Third, as noted in this UK report, there is little evidence that pre-populated forms decrease tax non-compliance. By sending the pre-populated form, the revenue authority shows its hand to the taxpayer. There is little incentive for a taxpayer to disclose additional income that the tax authority is not aware of.

Last, there is little empirical evidence to support the claims regarding reduced administrative costs. Indeed, the cost of complying with such systems still falls heavily on small businesses. Administrative costs for the tax authority are also quite high in the early years of the program as it sorts out reliability, availability, comprehensiveness, and timeliness of the program. Over all, the administrative benefits from moving to a pre-populated tax form rarely appear to outweigh the costs.

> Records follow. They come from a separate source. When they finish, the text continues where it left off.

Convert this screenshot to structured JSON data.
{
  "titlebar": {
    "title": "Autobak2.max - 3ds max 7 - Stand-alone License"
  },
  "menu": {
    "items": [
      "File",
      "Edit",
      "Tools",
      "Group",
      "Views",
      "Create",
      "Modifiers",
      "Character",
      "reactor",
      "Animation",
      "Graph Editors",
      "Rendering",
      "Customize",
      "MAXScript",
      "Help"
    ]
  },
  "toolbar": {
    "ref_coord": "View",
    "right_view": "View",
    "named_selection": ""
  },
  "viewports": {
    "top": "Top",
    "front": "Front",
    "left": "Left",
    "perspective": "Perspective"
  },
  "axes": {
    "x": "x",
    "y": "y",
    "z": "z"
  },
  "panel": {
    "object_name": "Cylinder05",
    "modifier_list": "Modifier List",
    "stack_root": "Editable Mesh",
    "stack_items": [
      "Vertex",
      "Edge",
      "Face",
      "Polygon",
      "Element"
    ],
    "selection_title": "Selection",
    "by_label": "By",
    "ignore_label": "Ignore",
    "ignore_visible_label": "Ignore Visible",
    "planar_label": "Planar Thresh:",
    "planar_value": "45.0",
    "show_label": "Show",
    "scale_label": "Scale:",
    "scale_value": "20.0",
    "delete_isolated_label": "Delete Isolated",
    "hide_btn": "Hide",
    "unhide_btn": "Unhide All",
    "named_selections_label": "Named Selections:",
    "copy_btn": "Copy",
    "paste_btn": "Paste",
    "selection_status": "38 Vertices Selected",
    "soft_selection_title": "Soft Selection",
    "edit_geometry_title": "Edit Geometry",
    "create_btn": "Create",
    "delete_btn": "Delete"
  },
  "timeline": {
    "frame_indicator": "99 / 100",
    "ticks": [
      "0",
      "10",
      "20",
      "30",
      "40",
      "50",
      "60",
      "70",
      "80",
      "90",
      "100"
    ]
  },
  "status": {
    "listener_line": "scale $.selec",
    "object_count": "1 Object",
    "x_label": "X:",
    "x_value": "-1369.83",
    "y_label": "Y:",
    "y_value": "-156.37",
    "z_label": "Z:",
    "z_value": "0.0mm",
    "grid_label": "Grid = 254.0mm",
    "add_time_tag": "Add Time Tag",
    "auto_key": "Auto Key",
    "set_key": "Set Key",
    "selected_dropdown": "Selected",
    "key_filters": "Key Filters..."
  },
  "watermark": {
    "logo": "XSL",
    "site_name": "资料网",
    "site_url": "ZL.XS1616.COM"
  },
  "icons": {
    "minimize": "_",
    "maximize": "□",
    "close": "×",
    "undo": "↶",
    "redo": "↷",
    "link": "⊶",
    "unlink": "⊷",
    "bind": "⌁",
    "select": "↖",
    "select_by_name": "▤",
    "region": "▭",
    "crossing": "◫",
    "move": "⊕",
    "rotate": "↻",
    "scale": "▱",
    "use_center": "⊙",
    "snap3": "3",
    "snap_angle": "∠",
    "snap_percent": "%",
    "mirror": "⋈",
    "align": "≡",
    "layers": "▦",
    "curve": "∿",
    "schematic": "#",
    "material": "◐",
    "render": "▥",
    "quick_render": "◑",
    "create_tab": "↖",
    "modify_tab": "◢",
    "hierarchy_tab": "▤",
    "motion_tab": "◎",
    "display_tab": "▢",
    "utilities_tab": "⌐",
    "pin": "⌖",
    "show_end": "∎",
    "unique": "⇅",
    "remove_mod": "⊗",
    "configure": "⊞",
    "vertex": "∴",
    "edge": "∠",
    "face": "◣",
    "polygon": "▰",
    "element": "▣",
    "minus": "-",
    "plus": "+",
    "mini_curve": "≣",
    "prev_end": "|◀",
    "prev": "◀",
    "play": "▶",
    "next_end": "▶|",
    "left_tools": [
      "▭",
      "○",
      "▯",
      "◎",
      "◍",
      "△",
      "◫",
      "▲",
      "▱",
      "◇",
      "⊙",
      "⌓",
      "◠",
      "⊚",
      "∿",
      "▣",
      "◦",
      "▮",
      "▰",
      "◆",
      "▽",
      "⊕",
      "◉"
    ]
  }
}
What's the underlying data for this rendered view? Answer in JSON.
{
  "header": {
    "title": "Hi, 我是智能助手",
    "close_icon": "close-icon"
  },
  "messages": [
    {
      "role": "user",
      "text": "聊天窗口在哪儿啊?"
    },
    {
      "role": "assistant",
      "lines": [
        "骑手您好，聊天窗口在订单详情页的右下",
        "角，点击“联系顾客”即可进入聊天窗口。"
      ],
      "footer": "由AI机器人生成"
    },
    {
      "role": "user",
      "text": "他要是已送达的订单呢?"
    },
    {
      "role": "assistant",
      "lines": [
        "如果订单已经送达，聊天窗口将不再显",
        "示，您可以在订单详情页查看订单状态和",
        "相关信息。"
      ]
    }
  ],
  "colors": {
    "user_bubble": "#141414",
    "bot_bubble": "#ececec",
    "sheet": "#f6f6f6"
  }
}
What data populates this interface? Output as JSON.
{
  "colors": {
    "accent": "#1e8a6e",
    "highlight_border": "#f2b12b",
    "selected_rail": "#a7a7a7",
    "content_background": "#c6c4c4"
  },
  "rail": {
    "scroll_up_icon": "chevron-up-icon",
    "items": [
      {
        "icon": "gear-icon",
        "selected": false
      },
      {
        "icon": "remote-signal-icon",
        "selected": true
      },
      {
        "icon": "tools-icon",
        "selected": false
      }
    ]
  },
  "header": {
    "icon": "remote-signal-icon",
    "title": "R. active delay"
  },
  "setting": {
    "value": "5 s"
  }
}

The evidence overall suggests that pre-populated forms may not be tax panacea desired by many commenters. Indeed, a move to pre-populated tax forms should only be considered within a broader program designed to simplify and increase the accuracy of the tax system, as well as increase information and communication of the tax system to individuals – as was done in Australia. It also requires a shift in attitude and focus of both the tax authority and the tax filer, a shift that does not occur overnight.